Healthcare algorithms are becoming increasingly popular due to the real-world benefits they can offer. AI-powered CT scan analysis can tell radiologists which scans to look at next based on the likelihood it contains evidence of diseased tissue. This helps slash wait times and improve radiologists’ analysis accuracy.
Preventive algorithms like these can reduce the overall cost of healthcare while improving the quality of a provider’s medical services. This is especially important as expenses continue to rise and it becomes increasingly common for fully funded employers to pay premiums that grow steadily every year.
As they become more commonplace, algorithms may be likely to encode bias from existing datasets into healthcare tools that appear objective. More diverse information and improved cleaning processes can help researchers manage these tendencies. If statistics are inclusive, they’re less likely to reproduce already existing healthcare biases. Effective cleaning and testing processes can help researchers catch biased datasets or algorithmic discrimination.
The data that enables these AI algorithms can also create challenges for researchers. Privacy and data protection expert Emerald de Leeuw has argued that companies will need to be ethical with their data to survive.
Informed consent and the effective de-identification of patient data will likely be necessary if researchers want to ethically gather and analyze this information.
Potential Regulations and Standards for Ethical Artificial Intelligence
Specific ethical and regulatory frameworks can help researchers translate these goals into real-world practice. For example, some researchers have argued that medical professionals who use AI should also become artificial intelligence experts. Knowledge of important AI drawbacks — the black-box algorithm problem, algorithmic bias and automation discrimination — can help practitioners understand when they should use their own judgment to second-guess results.
Others have suggested that informed consent around AI should extend beyond the collection of data. They think patients should be informed of the use of AI team members before being subject to a healthcare algorithm or intelligent medical equipment like an AI-enabled surgical robot.
At the same time, major organizations are beginning to create formal guidelines that may help researchers develop ethical artificial intelligence in healthcare. In January 2021, the World Health Organization published a report on AI in healthcare that included six guiding principles for designing and implementing medical artificial intelligence.
These principles, which include “protecting human autonomy,” “promoting human well-being and safety and the public interest,” and “ensuring inclusiveness and equity,” could help provide a rough foundation for more specific future guidelines for ethical healthcare AI.
New Ethical Guidelines May Structure the Use of Healthcare AI
Healthcare AI algorithms offer potential for medical providers and researchers. However, ethical challenges may make these algorithms much riskier in practice. Without the proper precautions, algorithms could encode existing biases into apparently objective tools or allow practitioners to leverage patients’ medical data without their explicit consent.

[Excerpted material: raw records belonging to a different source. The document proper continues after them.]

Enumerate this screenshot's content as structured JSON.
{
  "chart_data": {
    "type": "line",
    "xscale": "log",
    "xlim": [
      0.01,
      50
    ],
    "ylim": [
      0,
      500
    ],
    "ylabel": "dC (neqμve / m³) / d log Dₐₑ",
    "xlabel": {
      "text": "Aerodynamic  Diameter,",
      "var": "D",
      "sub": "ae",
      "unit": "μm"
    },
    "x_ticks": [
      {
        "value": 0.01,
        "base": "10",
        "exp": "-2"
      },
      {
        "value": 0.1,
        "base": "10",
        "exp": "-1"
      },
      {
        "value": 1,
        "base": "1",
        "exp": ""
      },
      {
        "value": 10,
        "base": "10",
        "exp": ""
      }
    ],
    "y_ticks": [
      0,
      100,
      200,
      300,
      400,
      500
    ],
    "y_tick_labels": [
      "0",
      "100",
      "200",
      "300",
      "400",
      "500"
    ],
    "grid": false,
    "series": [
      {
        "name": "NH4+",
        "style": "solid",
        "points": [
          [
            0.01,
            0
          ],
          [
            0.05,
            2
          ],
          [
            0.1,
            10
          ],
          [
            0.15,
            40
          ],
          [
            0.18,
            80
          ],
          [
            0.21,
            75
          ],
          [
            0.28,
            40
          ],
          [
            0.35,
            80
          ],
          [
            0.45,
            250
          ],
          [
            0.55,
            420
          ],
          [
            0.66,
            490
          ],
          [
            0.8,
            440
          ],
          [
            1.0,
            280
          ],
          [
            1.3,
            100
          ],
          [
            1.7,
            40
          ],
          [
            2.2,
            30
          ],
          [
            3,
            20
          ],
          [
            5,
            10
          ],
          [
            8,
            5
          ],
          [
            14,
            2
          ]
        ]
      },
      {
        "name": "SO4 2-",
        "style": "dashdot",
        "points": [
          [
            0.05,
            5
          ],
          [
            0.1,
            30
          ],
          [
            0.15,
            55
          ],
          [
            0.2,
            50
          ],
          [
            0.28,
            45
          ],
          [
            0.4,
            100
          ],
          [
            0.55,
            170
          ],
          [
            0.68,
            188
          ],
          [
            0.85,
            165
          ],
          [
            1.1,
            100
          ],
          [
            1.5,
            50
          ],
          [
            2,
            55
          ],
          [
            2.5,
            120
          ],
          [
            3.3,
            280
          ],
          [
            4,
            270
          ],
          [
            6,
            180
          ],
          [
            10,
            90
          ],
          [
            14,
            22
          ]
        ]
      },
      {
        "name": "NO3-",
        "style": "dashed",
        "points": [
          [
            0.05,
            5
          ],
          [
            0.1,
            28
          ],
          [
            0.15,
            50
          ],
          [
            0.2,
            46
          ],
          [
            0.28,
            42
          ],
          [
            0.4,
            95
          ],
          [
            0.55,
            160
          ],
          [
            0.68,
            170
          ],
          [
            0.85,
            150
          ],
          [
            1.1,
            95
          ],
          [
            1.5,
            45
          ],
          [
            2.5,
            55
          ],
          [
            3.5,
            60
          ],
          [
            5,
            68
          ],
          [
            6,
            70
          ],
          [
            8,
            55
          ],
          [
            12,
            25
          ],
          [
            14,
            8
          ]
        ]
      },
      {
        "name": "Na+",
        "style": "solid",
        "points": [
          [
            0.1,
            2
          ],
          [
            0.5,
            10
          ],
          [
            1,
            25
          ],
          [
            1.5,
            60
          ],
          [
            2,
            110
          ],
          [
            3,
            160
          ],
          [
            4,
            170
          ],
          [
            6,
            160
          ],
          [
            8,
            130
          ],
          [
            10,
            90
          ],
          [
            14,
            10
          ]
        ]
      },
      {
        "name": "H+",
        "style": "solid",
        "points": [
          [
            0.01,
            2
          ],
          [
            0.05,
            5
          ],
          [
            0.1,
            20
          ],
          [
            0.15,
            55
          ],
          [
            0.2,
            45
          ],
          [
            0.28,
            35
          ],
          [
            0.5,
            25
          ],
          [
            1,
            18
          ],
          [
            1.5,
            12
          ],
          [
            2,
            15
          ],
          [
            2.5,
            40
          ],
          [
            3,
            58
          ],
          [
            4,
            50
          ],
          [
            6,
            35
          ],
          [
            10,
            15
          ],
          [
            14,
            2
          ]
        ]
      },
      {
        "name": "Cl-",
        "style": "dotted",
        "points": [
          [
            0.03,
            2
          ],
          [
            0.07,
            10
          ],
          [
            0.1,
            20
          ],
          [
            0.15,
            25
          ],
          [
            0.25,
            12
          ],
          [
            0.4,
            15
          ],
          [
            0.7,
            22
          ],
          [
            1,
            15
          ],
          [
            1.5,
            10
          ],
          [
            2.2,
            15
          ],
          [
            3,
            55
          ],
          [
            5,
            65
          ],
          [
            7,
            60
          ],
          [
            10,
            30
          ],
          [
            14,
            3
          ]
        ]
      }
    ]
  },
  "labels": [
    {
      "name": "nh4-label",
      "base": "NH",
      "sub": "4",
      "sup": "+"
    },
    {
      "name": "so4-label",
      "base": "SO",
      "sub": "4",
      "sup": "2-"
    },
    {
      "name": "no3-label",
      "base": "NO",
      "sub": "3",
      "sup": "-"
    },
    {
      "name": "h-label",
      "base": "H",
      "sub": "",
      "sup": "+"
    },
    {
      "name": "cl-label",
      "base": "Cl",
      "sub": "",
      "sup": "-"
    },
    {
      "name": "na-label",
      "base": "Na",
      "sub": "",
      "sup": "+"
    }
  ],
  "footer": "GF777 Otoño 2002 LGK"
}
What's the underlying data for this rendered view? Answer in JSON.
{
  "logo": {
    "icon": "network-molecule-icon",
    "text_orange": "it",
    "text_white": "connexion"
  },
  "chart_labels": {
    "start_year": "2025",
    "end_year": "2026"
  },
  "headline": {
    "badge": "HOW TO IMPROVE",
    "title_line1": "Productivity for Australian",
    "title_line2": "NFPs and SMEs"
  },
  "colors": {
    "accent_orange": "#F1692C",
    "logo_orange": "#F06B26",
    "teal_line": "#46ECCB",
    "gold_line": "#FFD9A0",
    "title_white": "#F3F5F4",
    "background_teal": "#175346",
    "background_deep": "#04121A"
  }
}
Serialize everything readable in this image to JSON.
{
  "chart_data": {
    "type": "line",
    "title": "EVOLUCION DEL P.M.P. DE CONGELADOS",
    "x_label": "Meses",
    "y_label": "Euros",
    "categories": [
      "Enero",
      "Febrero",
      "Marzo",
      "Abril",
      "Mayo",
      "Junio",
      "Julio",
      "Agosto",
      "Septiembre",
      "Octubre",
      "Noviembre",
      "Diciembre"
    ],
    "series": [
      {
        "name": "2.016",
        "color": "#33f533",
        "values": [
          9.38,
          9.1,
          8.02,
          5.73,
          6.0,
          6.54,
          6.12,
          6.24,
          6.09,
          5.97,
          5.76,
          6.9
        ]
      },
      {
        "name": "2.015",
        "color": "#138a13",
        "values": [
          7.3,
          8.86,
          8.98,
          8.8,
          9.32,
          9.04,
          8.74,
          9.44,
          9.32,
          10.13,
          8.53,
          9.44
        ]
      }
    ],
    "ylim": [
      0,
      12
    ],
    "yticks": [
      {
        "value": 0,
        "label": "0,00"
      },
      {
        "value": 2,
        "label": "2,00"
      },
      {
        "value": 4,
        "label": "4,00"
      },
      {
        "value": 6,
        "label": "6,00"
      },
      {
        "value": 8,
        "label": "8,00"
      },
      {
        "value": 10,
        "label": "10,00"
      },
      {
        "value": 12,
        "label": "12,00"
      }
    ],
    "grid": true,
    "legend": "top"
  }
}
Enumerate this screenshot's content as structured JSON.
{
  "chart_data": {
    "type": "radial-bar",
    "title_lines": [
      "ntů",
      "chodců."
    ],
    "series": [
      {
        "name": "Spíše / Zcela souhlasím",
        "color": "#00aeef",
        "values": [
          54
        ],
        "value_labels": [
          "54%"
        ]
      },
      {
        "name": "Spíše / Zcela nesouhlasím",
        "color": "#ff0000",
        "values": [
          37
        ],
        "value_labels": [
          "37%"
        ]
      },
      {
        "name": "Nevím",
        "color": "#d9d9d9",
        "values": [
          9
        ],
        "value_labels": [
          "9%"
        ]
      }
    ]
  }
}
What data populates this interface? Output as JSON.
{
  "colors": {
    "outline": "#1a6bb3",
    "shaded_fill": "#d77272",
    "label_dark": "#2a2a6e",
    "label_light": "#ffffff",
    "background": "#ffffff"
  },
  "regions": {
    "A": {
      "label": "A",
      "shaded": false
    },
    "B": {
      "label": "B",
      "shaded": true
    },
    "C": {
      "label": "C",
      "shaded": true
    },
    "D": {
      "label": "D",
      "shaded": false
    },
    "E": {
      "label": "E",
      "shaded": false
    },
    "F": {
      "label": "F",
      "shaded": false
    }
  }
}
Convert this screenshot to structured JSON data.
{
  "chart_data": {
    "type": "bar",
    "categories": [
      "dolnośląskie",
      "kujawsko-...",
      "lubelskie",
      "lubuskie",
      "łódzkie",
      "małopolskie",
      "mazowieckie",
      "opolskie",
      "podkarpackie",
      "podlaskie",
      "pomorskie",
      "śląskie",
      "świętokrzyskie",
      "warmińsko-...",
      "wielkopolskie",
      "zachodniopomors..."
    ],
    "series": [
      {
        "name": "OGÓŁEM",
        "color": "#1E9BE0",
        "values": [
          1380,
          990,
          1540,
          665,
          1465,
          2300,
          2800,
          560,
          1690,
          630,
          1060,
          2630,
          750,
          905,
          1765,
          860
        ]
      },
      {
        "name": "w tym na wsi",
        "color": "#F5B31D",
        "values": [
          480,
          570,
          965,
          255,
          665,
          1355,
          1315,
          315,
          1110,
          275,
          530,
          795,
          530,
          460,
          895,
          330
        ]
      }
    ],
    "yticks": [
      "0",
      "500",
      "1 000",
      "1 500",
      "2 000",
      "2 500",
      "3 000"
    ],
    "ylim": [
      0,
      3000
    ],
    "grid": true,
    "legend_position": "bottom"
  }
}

Researchers and AI experts are beginning to lay the groundwork for future ethical guidelines. They will help practitioners effectively apply AI in healthcare while minimizing the risk for harm it can cause.
They may also help practitioners better understand the potential challenges that the use of AI tools may pose — and how to communicate those risks to patients. That way, artificial intelligence in healthcare will better benefit everyone involved.